Saturday, June 19, 2010

The Insane

By E.C. Ejiogu, Sahara Reporters

The first time I visited London, some of the several aspects of the city that caught my attention were the statutes of mostly those historical personalities who were involved in empire-building adventures abroad placed in the public squares. I even noticed that virtually all of them showed gaunt-looking individuals. This is particularly true about those of them from humble origins. I found that observation quite thought-provoking. This was to the degree that sent me on a foray to the library when I returned. It wasn’t long after that when I came across a book entitled Durable Inequalities (1998) by the historical sociologist Charles Tilly, who died a few years ago, which opened my eyes to the extensive scarcity of nourishments in that clime in the era toward 1800. I learnt from this book that even the English aristocracy and their French counterparts were not immune to the afflictions from the scarcity of nourishments that prevailed in English society and France during the era. One of the conclusions that I drew from all that is that hunger was one of the primary inducements of the quest by the British and French during the era in question for colonies in Africa, Asia, and elsewhere.

Wherever I go, I hardly take observations that I make each day of the goings-on around me for granted at all. Things just don’t happen. They have causal links. Since the early 1990s when the political circumstances tenable in the geographical space that became a country called Nigeria by the doing of British men who were induced by hunger to embark on empire-building adventures in the Niger basin, compelled me to leave its shores, I have been privileged to travel some beyond the US where I first landed. Each place and everywhere that I have been, I encounter individuals from all the nationalities in Nigeria except the Hausa-Fulani: On Oxford Street in London, there’s hardly a time when I uttered a word of Igbo or Yoruba loudly that I didn’t see many faces turn in my direction. In down-town Jo’burg, South Africa, it’s the same. On the two different times that I wandered the malls in Canberra and Brisbane, Australia lonely, the rare black faces that I ran into turned into Igbomen, one of whom even happened to have studied at the University of Nigeria, Nsukka just like me. Why doesn’t whatever it is that drive people from other nationalities out of Nigeria in stupendous numbers do the same to the Hausa-Fulani—the nationality that claims the largest share of Nigeria’s estimated population of 150 million people plus?

Sequel to General Ibrahim Badamasi Babangida’s criminal annulment of MKO Abiola’s June 12 victory at the polls in 1993, the mobilization that it triggered world-wide amongst people from the space called Nigeria was devoid of them, I mean the Hausa-Fulani. The few of them who were in the US on all-expense paid scholarship were quickly corralled into what they called the Zumunta Group by the Nigerian Embassy as irritants to that mobilization here.

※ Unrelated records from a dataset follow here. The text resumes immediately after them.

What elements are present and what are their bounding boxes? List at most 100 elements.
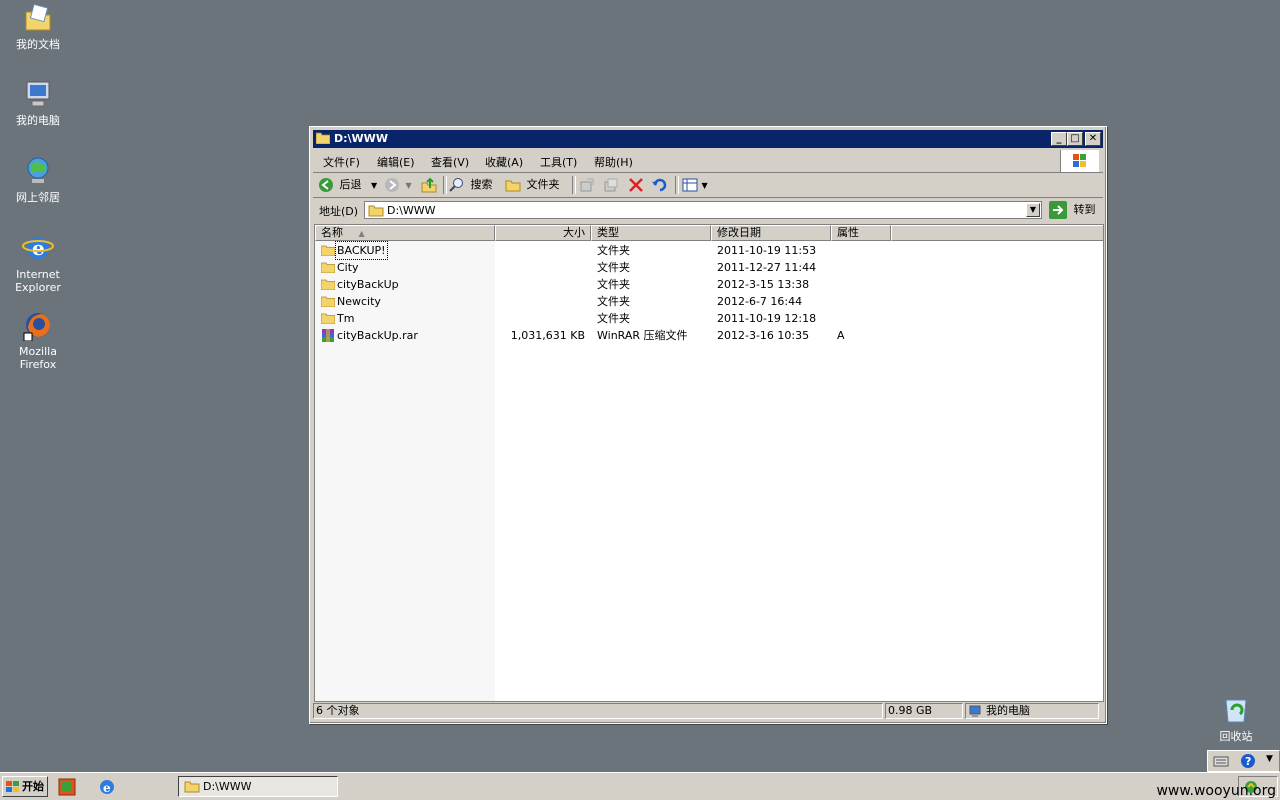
copy-to-button[interactable] [603, 177, 619, 193]
folder-icon [321, 262, 335, 273]
taskbar: 开始 e D:\WWW [0, 772, 1280, 800]
undo-button[interactable] [651, 177, 667, 193]
desktop-icon-label: Mozilla Firefox [19, 345, 57, 371]
address-dropdown-button[interactable]: ▼ [1026, 203, 1040, 217]
file-date: 2012-3-16 10:35 [717, 329, 810, 342]
desktop-icon-label: Internet Explorer [15, 268, 61, 294]
explorer-window: D:\WWW _ □ ✕ 文件(F) 编辑(E) 查看(V) 收藏(A) 工具(… [309, 126, 1107, 724]
file-row[interactable]: cityBackUp.rar 1,031,631 KB WinRAR 压缩文件 … [315, 327, 1103, 344]
help-icon[interactable]: ? [1240, 753, 1256, 769]
back-label: 后退 [339, 178, 362, 191]
window-title: D:\WWW [334, 132, 388, 145]
search-button[interactable]: 搜索 [449, 177, 493, 193]
menu-favorites[interactable]: 收藏(A) [485, 154, 523, 170]
my-computer-icon [969, 705, 981, 717]
watermark: www.wooyun.org [1156, 783, 1276, 799]
show-desktop-icon[interactable] [58, 778, 76, 796]
svg-text:e: e [103, 781, 111, 795]
desktop-icon-label: 我的电脑 [16, 114, 60, 127]
folder-icon [368, 205, 384, 217]
file-type: 文件夹 [597, 295, 630, 308]
file-row[interactable]: Tm 文件夹 2011-10-19 12:18 [315, 310, 1103, 327]
back-arrow-icon [319, 178, 333, 192]
views-button[interactable]: ▼ [682, 177, 708, 193]
up-folder-icon [421, 177, 437, 193]
desktop-icon-ie[interactable]: e Internet Explorer [0, 232, 76, 294]
column-header-empty [891, 225, 1103, 241]
menu-file[interactable]: 文件(F) [323, 154, 360, 170]
desktop-icon-recycle-bin[interactable]: 回收站 [1198, 694, 1274, 743]
move-to-button[interactable] [579, 177, 595, 193]
winrar-archive-icon [322, 329, 334, 342]
file-date: 2012-6-7 16:44 [717, 295, 803, 308]
up-folder-button[interactable] [421, 177, 437, 193]
column-header-type[interactable]: 类型 [591, 225, 711, 241]
taskbar-window-button[interactable]: D:\WWW [178, 776, 338, 797]
folders-label: 文件夹 [526, 178, 560, 191]
menu-view[interactable]: 查看(V) [431, 154, 469, 170]
address-value: D:\WWW [387, 204, 436, 217]
go-arrow-icon [1049, 201, 1067, 219]
go-button[interactable]: 转到 [1049, 201, 1096, 219]
views-dropdown-icon: ▼ [701, 181, 708, 190]
column-header-date[interactable]: 修改日期 [711, 225, 831, 241]
desktop-icon-label: 网上邻居 [16, 191, 60, 204]
file-row[interactable]: City 文件夹 2011-12-27 11:44 [315, 259, 1103, 276]
file-type: WinRAR 压缩文件 [597, 329, 688, 342]
folder-icon [321, 279, 335, 290]
firefox-icon [22, 309, 54, 342]
menu-help[interactable]: 帮助(H) [594, 154, 633, 170]
column-header-attributes[interactable]: 属性 [831, 225, 891, 241]
desktop-icon-firefox[interactable]: Mozilla Firefox [0, 309, 76, 371]
internet-explorer-icon[interactable]: e [98, 778, 116, 796]
desktop-icon-network[interactable]: 网上邻居 [0, 155, 76, 204]
address-input[interactable]: D:\WWW ▼ [364, 201, 1042, 219]
minimize-button[interactable]: _ [1051, 132, 1067, 146]
search-icon [449, 178, 463, 192]
start-button[interactable]: 开始 [2, 776, 48, 797]
file-date: 2012-3-15 13:38 [717, 278, 810, 291]
address-bar: 地址(D) D:\WWW ▼ 转到 [313, 198, 1103, 222]
svg-text:e: e [32, 236, 45, 260]
internet-explorer-icon: e [22, 232, 54, 264]
title-bar[interactable]: D:\WWW _ □ ✕ [313, 130, 1103, 148]
file-type: 文件夹 [597, 244, 630, 257]
recycle-bin-icon [1220, 694, 1252, 726]
back-button[interactable]: 后退 ▼ [318, 177, 377, 193]
column-header-size[interactable]: 大小 [495, 225, 591, 241]
folders-button[interactable]: 文件夹 [505, 177, 560, 193]
file-row[interactable]: cityBackUp 文件夹 2012-3-15 13:38 [315, 276, 1103, 293]
desktop-icon-my-computer[interactable]: 我的电脑 [0, 78, 76, 127]
move-to-icon [580, 178, 594, 192]
close-button[interactable]: ✕ [1085, 132, 1101, 146]
status-object-count: 6 个对象 [313, 703, 883, 719]
address-label: 地址(D) [319, 205, 359, 218]
search-label: 搜索 [470, 178, 493, 191]
svg-text:?: ? [1245, 755, 1251, 768]
folders-icon [505, 180, 521, 192]
menu-bar: 文件(F) 编辑(E) 查看(V) 收藏(A) 工具(T) 帮助(H) [313, 150, 1103, 173]
forward-arrow-icon [385, 178, 399, 192]
file-size: 1,031,631 KB [510, 329, 585, 342]
keyboard-icon[interactable] [1213, 754, 1229, 768]
language-bar[interactable]: ? ▼ [1207, 750, 1280, 772]
file-attr: A [837, 329, 845, 342]
go-label: 转到 [1073, 203, 1096, 216]
delete-button[interactable] [628, 177, 644, 193]
menu-tools[interactable]: 工具(T) [540, 154, 577, 170]
forward-button[interactable]: ▼ [384, 177, 412, 193]
folder-icon [321, 245, 335, 256]
desktop-icon-my-documents[interactable]: 我的文档 [0, 2, 76, 51]
file-row[interactable]: BACKUP! 文件夹 2011-10-19 11:53 [315, 241, 1103, 260]
file-name: Tm [337, 312, 355, 325]
maximize-button[interactable]: □ [1067, 132, 1083, 146]
sort-ascending-icon: ▲ [358, 229, 365, 238]
menu-edit[interactable]: 编辑(E) [377, 154, 415, 170]
back-dropdown-icon[interactable]: ▼ [371, 181, 377, 190]
my-computer-icon [22, 78, 54, 110]
file-row[interactable]: Newcity 文件夹 2012-6-7 16:44 [315, 293, 1103, 310]
forward-dropdown-icon[interactable]: ▼ [406, 181, 412, 190]
options-arrow-icon[interactable]: ▼ [1266, 754, 1273, 764]
file-name: City [337, 261, 359, 274]
column-header-name[interactable]: 名称 ▲ [315, 225, 495, 241]
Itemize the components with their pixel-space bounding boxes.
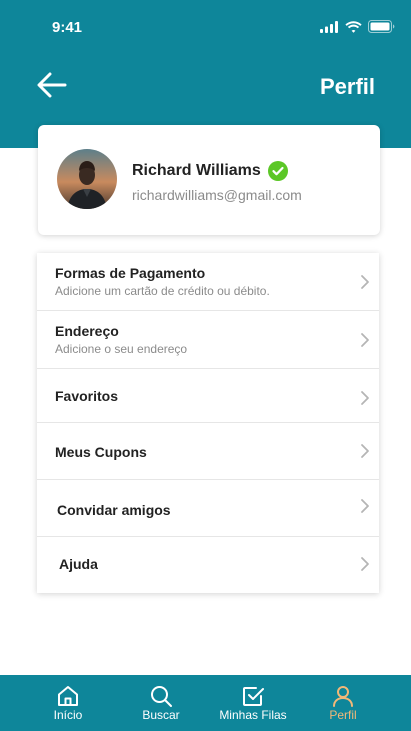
status-bar: 9:41	[0, 0, 411, 54]
checkbox-icon	[243, 687, 264, 706]
avatar	[57, 149, 117, 209]
menu-item-title: Formas de Pagamento	[55, 265, 206, 281]
menu-item-payment[interactable]: Formas de Pagamento Adicione um cartão d…	[37, 253, 379, 311]
profile-name-row: Richard Williams	[132, 161, 288, 181]
status-time: 9:41	[52, 19, 83, 36]
chevron-right-icon	[361, 275, 369, 289]
menu-item-title: Favoritos	[55, 388, 119, 404]
profile-card: Richard Williams richardwilliams@gmail.c…	[38, 125, 380, 235]
profile-email: richardwilliams@gmail.com	[132, 187, 302, 203]
battery-icon	[368, 20, 395, 33]
verified-icon	[267, 161, 288, 181]
menu-item-subtitle: Adicione o seu endereço	[55, 342, 188, 356]
home-icon	[58, 686, 78, 706]
menu-item-title: Ajuda	[59, 556, 98, 572]
bottom-nav: Início Buscar Minhas Filas Perfil	[0, 675, 411, 731]
menu-item-help[interactable]: Ajuda	[37, 537, 379, 593]
back-button[interactable]	[36, 70, 68, 100]
chevron-right-icon	[361, 557, 369, 571]
nav-label: Minhas Filas	[219, 708, 287, 722]
menu-item-title: Meus Cupons	[55, 444, 147, 460]
chevron-right-icon	[361, 333, 369, 347]
chevron-right-icon	[361, 499, 369, 513]
menu-item-title: Endereço	[55, 323, 119, 339]
status-icons	[320, 20, 395, 33]
nav-label-active: Perfil	[329, 708, 357, 722]
signal-icon	[320, 20, 338, 33]
arrow-left-icon	[37, 72, 67, 98]
nav-item-profile[interactable]: Perfil	[313, 675, 373, 731]
chevron-right-icon	[361, 391, 369, 405]
page-title: Perfil	[319, 74, 375, 99]
menu-item-address[interactable]: Endereço Adicione o seu endereço	[37, 311, 379, 369]
menu-item-coupons[interactable]: Meus Cupons	[37, 423, 379, 480]
menu-item-favorites[interactable]: Favoritos	[37, 369, 379, 423]
menu-item-title: Convidar amigos	[57, 502, 171, 518]
profile-name: Richard Williams	[132, 162, 261, 179]
search-icon	[151, 686, 172, 707]
nav-item-home[interactable]: Início	[38, 675, 98, 731]
user-icon	[333, 686, 353, 707]
nav-label: Início	[53, 708, 83, 722]
profile-menu: Formas de Pagamento Adicione um cartão d…	[37, 253, 379, 593]
chevron-right-icon	[361, 444, 369, 458]
nav-label: Buscar	[142, 708, 180, 722]
menu-item-subtitle: Adicione um cartão de crédito ou débito.	[55, 284, 270, 298]
nav-item-my-queues[interactable]: Minhas Filas	[212, 675, 294, 731]
nav-item-search[interactable]: Buscar	[131, 675, 191, 731]
wifi-icon	[345, 20, 362, 33]
menu-item-invite-friends[interactable]: Convidar amigos	[37, 480, 379, 537]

One is not bothered by why the Hausa-Fulani are not in the crisis-induced exodus from the geo-political space that the British made them share with the rest of the nationalities that call the Niger basin home. The reason for that is not even hidden from an observant child who is privy to what Nigeria is. The concern is rather about why educated people from nationalities in the lower Niger—the Igbo, Yoruba, the Bini Commonwealth, the Niger Delta peoples, et al have refused to re-calibrate their attitude towards the Nigeria project and even their understanding of what can be done to face it down and impose the right solution on it. I wasn’t there at the just-concluded second session of the shadow Parliament convened in New York last week by individuals from the space that exists as Nigeria, but a prominent participant confirmed to me yesterday that he couldn’t think of any Hausa-Fulani participant. Where is the logic in your continuing identification with Nigeria? Is there anything wrong with staking out your definitive claims in this Nigeria beyond the mantra of political correctness, which blindly accepts Nigeria as a given? What is wrong with changing tact to make the quest for justice for all as the corner stone of a Nigeria? Why would the inhabitants of the Niger Delta whose homeland is completely devastated by reckless hydrocarbon extraction be content with pay-offs by people who reside far away from that devastation? Would the world come to an end today if Nigeria is sorted out to reflect the nationalities that constitute it?

Someone defined insanity to me the other day as doing the same thing over and over again and expecting a different outcome each time. In the epigram to his memoirs that he aptly titled, My Family and Other Animals, the late naturalist, Gerald Durrell opined that: “There is joy in madness which only but madmen know.” Clinging to Nigeria this way might be joyful, but it seems like madness to me all the same.

E.C. Ejiogu, PhD, is a political sociologist.